September has been a long month for the bond market as rates quickly trudged back up to levels that aligned with our more pessimistic assumptions for 2018. With strong average hourly earnings to start the month and several other upper tier economic reports coming in at the best levels in many years, it wasn't too hard to reconcile the weakness. We've been forced to watch and wait for the first ray of sunshine to peak through the clouds.
After the past 3 days of trading, we have our first potential break in the clouds.
The most highly risk-tolerant clients and originators will be justifiably tempted to float here. That's been the case since Wednesday afternoon's Fed events (or possibly as early as last Friday for the truly bold who believed the year's previous highs would continue to provide ceiling support.

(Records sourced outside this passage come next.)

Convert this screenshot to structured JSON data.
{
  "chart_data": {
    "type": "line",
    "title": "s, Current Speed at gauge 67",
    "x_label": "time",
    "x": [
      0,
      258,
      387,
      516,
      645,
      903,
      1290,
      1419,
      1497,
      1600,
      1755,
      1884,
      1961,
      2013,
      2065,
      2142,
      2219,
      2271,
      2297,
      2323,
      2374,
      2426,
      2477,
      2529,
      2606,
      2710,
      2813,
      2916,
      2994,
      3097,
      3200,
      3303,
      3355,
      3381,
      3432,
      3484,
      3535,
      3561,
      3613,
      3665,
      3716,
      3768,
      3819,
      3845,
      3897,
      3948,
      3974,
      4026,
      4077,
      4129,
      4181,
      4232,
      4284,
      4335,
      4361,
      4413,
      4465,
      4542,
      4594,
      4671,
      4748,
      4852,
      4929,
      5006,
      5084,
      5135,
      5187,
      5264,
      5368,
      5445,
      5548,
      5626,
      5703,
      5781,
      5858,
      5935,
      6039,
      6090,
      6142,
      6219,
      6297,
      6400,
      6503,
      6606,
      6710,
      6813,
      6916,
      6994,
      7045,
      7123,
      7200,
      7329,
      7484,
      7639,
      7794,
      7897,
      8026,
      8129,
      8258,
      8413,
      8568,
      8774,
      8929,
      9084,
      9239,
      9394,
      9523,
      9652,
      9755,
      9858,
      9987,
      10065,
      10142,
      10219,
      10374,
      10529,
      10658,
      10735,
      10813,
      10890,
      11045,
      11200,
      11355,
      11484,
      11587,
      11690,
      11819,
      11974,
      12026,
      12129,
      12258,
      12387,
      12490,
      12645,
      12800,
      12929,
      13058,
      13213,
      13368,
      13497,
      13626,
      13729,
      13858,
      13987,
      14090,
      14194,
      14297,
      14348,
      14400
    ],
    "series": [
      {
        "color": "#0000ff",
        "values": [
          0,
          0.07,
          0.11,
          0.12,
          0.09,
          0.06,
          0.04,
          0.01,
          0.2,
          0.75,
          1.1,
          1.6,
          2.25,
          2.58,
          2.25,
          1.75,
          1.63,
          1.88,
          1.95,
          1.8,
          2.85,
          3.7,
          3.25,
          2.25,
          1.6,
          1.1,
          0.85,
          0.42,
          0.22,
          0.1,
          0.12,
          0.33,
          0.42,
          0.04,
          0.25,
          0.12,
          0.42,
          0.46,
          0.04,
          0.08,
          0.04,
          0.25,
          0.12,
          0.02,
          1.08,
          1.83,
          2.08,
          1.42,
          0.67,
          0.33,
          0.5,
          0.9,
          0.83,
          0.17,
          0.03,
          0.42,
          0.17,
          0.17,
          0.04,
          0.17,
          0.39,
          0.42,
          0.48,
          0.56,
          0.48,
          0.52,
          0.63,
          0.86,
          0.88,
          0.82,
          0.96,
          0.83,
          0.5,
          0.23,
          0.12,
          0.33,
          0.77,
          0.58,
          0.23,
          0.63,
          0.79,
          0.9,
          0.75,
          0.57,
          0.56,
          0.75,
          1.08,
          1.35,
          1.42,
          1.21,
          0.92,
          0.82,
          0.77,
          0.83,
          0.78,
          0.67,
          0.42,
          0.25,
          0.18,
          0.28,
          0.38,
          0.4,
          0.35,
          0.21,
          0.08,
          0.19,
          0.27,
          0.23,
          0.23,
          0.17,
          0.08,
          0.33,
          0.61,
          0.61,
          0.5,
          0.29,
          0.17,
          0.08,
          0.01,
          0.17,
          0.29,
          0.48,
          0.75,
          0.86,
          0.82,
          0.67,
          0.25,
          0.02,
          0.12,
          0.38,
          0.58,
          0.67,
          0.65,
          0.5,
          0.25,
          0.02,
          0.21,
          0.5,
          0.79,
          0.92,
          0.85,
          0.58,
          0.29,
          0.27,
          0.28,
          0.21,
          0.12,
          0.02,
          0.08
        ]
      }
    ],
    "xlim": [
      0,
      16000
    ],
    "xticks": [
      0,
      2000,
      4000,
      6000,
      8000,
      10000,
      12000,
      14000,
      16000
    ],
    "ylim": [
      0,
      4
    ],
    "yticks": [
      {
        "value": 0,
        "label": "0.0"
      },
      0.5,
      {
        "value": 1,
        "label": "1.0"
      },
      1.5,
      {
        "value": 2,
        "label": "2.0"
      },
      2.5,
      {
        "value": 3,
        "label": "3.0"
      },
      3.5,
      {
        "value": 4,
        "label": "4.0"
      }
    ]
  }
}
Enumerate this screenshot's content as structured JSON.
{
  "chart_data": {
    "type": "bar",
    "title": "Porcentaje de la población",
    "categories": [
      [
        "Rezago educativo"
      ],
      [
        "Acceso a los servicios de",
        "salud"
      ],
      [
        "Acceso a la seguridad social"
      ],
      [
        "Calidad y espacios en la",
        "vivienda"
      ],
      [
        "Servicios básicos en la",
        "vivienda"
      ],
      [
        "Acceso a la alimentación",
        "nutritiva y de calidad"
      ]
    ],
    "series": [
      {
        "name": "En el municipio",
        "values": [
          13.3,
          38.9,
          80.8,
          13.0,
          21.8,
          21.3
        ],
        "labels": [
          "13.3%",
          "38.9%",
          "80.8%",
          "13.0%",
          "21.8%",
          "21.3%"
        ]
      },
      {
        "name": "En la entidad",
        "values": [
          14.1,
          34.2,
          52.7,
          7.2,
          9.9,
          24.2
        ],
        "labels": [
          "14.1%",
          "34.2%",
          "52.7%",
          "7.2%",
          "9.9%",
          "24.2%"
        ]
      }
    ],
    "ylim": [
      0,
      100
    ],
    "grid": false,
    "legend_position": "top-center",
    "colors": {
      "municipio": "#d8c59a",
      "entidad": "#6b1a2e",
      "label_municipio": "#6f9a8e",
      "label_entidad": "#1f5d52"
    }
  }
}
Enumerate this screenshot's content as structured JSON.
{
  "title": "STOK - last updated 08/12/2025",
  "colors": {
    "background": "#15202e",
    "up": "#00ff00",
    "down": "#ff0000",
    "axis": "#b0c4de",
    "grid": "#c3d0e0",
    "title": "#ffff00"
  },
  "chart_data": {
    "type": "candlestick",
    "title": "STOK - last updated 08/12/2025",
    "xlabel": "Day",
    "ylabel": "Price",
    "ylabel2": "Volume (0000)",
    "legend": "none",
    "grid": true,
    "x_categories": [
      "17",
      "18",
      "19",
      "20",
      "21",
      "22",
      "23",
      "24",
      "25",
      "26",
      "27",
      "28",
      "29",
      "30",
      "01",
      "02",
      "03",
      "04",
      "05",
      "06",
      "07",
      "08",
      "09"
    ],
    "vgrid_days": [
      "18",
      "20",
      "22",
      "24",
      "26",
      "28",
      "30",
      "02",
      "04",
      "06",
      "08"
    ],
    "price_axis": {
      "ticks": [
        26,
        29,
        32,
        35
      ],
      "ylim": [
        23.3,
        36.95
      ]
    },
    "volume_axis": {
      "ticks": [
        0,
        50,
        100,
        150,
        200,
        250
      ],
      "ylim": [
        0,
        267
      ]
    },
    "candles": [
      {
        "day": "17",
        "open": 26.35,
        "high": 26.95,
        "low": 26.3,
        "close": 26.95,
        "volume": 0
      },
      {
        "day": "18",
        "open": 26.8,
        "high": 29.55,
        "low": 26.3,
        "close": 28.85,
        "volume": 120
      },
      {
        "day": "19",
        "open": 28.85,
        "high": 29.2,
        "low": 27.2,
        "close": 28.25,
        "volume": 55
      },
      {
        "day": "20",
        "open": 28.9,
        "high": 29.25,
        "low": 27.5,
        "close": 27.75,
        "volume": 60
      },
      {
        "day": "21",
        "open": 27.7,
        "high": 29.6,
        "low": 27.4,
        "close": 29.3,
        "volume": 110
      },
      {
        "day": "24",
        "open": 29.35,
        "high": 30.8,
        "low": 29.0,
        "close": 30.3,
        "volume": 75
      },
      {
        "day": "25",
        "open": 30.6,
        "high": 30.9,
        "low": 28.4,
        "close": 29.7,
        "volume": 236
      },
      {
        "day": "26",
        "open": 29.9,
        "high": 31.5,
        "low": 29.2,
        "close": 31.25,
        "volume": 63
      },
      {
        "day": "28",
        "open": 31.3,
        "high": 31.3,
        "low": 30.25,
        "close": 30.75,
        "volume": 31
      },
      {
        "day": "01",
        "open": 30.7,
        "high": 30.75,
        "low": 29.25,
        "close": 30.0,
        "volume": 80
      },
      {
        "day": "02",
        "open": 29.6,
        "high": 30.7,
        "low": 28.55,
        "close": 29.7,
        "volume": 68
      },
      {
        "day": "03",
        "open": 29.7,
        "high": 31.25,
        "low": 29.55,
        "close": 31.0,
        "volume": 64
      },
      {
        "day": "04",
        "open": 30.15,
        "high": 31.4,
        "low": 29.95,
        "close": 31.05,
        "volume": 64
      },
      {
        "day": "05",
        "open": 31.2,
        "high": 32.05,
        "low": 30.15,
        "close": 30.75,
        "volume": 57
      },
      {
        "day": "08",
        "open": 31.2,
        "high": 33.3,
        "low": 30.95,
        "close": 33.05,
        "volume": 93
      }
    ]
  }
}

Keep in mind that floating continues to be a short-term, tactical endeavor in this market. The mere fact that we bounced before hitting the year's previous highs doesn't mean we won't have to contend with those levels ever again. Worst case scenario, it merely means that September has already seen as much selling as it could have seen due to traders' underlying positions (many of which are compulsory based on the preferences of retail clients), and that once the flag goes up on October, it will be 'game on' for selling bonds again.
But again, that's the worst case scenario. There's also a scenario where bonds are legitimately seeing a show of support here. Either way, we need to be cautious about the hand-off to October (Monday) and keep in mind that tactical/short-term float decisions rule the day. In other words, if we continue gaining ground today, and if lenders do a decent job of passing on those gains to rate sheets, this afternoon merits a hard look with respect to locking. For everyone else, or for those just following along and looking for hope, keep an eye on 3.05-3.06% as a short-term ceiling. As long as it holds today and Monday, the game remains on.